En 40 ans, Patagonia est devenue une entreprise de 3 600 salariés présente sur 4 continents. Pour autant, Yvon Chouinard a préservé son mode de vie initial, proche de la nature.
Il a tellement préservé sa relation à la nature qu’elle est devenue l’ADN de son entreprise. Comme Steve Jobs, Yvon Chouinard parle d’abord de la raison d’être de son entreprise avant de présenter ses produits.
C’est aussi parce qu’il tient absolument à garder l’esprit dans lequel il a démarré son activité que ses équipes acceptent la dynamique de changement qu’il initie.
La transformation par la conservation
Paradoxalement, je crois que les leaders du changement ont tous intérêt à se poser la question : « Que voulons-nous conserver pour changer ? »
Le changement provoque naturellement une certaine peur en chacun de nous : peur de l’inconnu, de l’échec, de ne pas être indispensable dans le nouvel ordre des choses.
Lorsque nous sommes obsédés uniquement par ce qui doit être changé, et pas par ce que nous voulons garder, nous confortons nos craintes.
Peter Senge
Cependant, lorsque nous définissons ce que nous souhaitons conserver de notre identité, de notre relation à la vie, au travail, aux autres…, une partie de ces peurs peut disparaître.

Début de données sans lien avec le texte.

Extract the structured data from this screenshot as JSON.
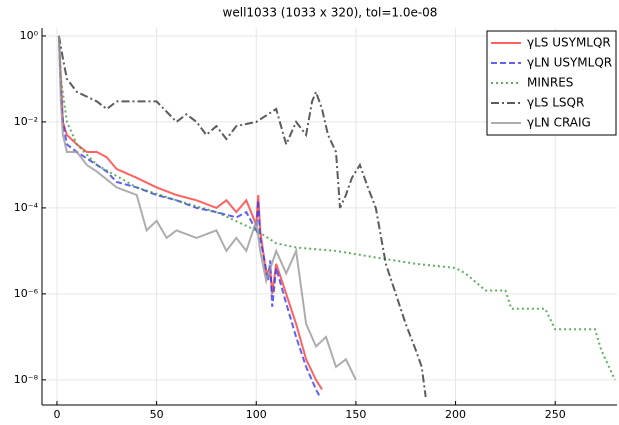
{
  "chart_data": {
    "type": "line",
    "title": "well1033 (1033 x 320), tol=1.0e-08",
    "xlim": [
      -7.5,
      281
    ],
    "xticks": [
      0,
      50,
      100,
      150,
      200,
      250
    ],
    "ylim": [
      2.6e-09,
      1.53
    ],
    "log_y": true,
    "grid": true,
    "legend": "top-right",
    "yticks": [
      {
        "value": 1,
        "label": "10⁰"
      },
      {
        "value": 0.01,
        "label": "10⁻²"
      },
      {
        "value": 0.0001,
        "label": "10⁻⁴"
      },
      {
        "value": 1e-06,
        "label": "10⁻⁶"
      },
      {
        "value": 1e-08,
        "label": "10⁻⁸"
      }
    ],
    "series": [
      {
        "name": "γLS USYMLQR",
        "color": "#ff3b3b",
        "linestyle": "solid",
        "x": [
          1,
          2,
          3,
          5,
          10,
          15,
          20,
          25,
          30,
          40,
          50,
          60,
          70,
          80,
          85,
          90,
          95,
          100,
          101,
          102,
          105,
          107,
          108,
          110,
          115,
          120,
          125,
          130,
          133
        ],
        "values": [
          1,
          0.1,
          0.01,
          0.005,
          0.003,
          0.002,
          0.002,
          0.0015,
          0.0008,
          0.0005,
          0.0003,
          0.0002,
          0.00015,
          0.0001,
          0.00015,
          8e-05,
          0.00015,
          4e-05,
          0.0002,
          3e-05,
          3e-06,
          4e-06,
          1e-06,
          5e-06,
          1e-06,
          2e-07,
          3e-08,
          1e-08,
          6e-09
        ]
      },
      {
        "name": "γLN USYMLQR",
        "color": "#3a3af0",
        "linestyle": "dash",
        "x": [
          1,
          2,
          3,
          5,
          10,
          20,
          25,
          30,
          40,
          50,
          60,
          70,
          80,
          90,
          95,
          100,
          101,
          102,
          106,
          107,
          108,
          110,
          115,
          120,
          125,
          130,
          132
        ],
        "values": [
          1,
          0.05,
          0.01,
          0.003,
          0.002,
          0.001,
          0.0007,
          0.0004,
          0.0003,
          0.0002,
          0.00015,
          0.0001,
          8e-05,
          6e-05,
          8e-05,
          3e-05,
          0.00015,
          2e-05,
          2e-06,
          6e-06,
          5e-07,
          4e-06,
          6e-07,
          1e-07,
          2e-08,
          6e-09,
          4e-09
        ]
      },
      {
        "name": "MINRES",
        "color": "#3a9a3a",
        "linestyle": "dot",
        "x": [
          1,
          2,
          5,
          10,
          20,
          40,
          60,
          80,
          100,
          110,
          120,
          140,
          160,
          180,
          200,
          205,
          215,
          225,
          228,
          245,
          250,
          270,
          273,
          280
        ],
        "values": [
          1,
          0.1,
          0.01,
          0.003,
          0.001,
          0.0003,
          0.00015,
          8e-05,
          3e-05,
          1.5e-05,
          1.2e-05,
          1e-05,
          7e-06,
          5e-06,
          4e-06,
          3e-06,
          1.2e-06,
          1.2e-06,
          4.5e-07,
          4.5e-07,
          1.5e-07,
          1.5e-07,
          5e-08,
          1e-08
        ]
      },
      {
        "name": "γLS LSQR",
        "color": "#333333",
        "linestyle": "dashdot",
        "x": [
          1,
          3,
          5,
          10,
          20,
          25,
          30,
          40,
          50,
          60,
          65,
          70,
          75,
          80,
          85,
          90,
          100,
          110,
          115,
          120,
          125,
          128,
          130,
          133,
          136,
          140,
          142,
          145,
          148,
          152,
          156,
          160,
          165,
          170,
          175,
          180,
          183,
          185
        ],
        "values": [
          1,
          0.3,
          0.1,
          0.05,
          0.03,
          0.02,
          0.03,
          0.03,
          0.03,
          0.01,
          0.015,
          0.01,
          0.005,
          0.008,
          0.004,
          0.008,
          0.01,
          0.02,
          0.003,
          0.01,
          0.005,
          0.03,
          0.05,
          0.02,
          0.005,
          0.002,
          0.0001,
          0.0002,
          0.0005,
          0.001,
          0.0003,
          0.0001,
          5e-06,
          1e-06,
          2e-07,
          5e-08,
          2e-08,
          4e-09
        ]
      },
      {
        "name": "γLN CRAIG",
        "color": "#999999",
        "linestyle": "solid",
        "x": [
          1,
          2,
          3,
          5,
          10,
          15,
          20,
          30,
          40,
          45,
          50,
          55,
          60,
          70,
          80,
          85,
          90,
          95,
          100,
          102,
          105,
          110,
          115,
          120,
          125,
          130,
          135,
          140,
          145,
          150
        ],
        "values": [
          1,
          0.03,
          0.005,
          0.002,
          0.002,
          0.001,
          0.0007,
          0.0003,
          0.0002,
          3e-05,
          5e-05,
          2e-05,
          3e-05,
          2e-05,
          3e-05,
          1e-05,
          2e-05,
          1e-05,
          5e-05,
          1e-05,
          2e-06,
          1e-05,
          3e-06,
          1e-05,
          2e-07,
          6e-08,
          1e-07,
          2e-08,
          3e-08,
          1e-08
        ]
      }
    ]
  }
}
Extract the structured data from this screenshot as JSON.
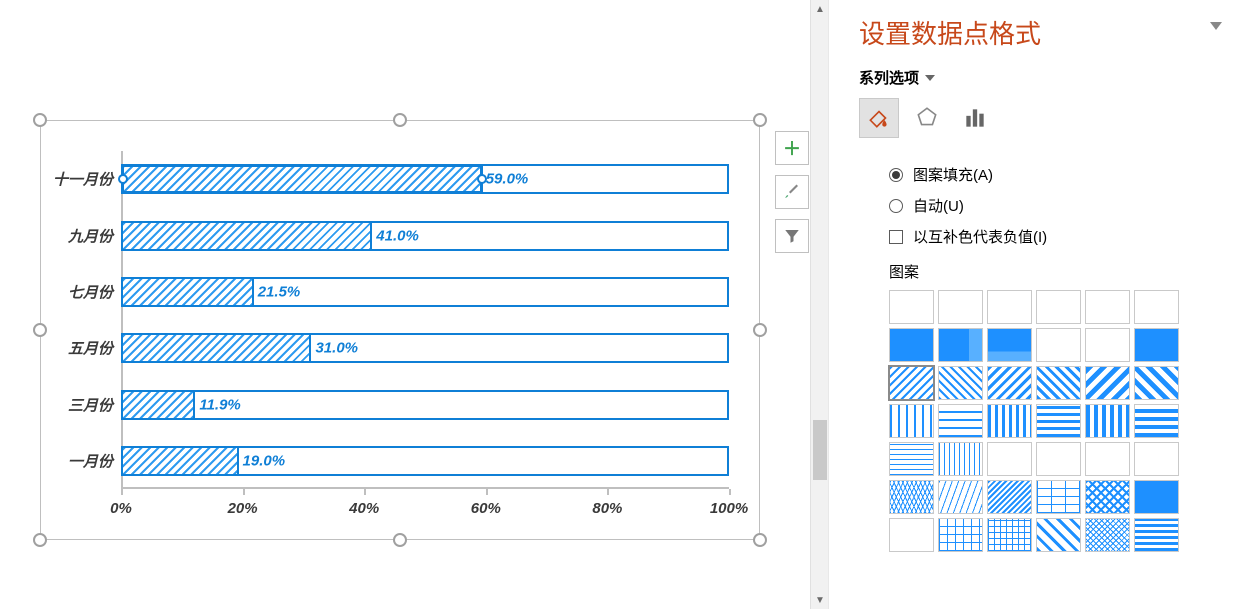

En nous focalisant sur ce qui nous est cher et que l’on souhaite préserver, on accepte plus facilement ce qui doit changer. Et si on est convaincu que ce qui va changer permet justement de préserver l’essentiel, alors on devient un véritable acteur du changement.
« Qu’est-ce que je souhaite conserver ? »
C’est la question que je veux me poser à chaque opportunité de changement.
Conserver pour changer, c’est ma bonne résolution pour cette nouvelle année.
Et vous ?
Un article rafraichissant en ce début d’année 2016, et si pragmatique !
Oui, nous sommes tellement focalisés sur le changement, que l’on en oublie souvent d’expliquer ce qui doit être gardé parce-que ça marche, ou ce qui doit être conservé comme colonne vertébrale dans ce que l’on aimerait améliorer.
Gardons nos valeurs, mais changeons la manière de les appréhender, de nous guider: n’en faisons pas un carcan qui peut nous couper des autres, mais un conseil pour nous en approcher.
J’aime beaucoup « Gardons nos valeurs mais changeons la manière de les appréhender », merci Patrick !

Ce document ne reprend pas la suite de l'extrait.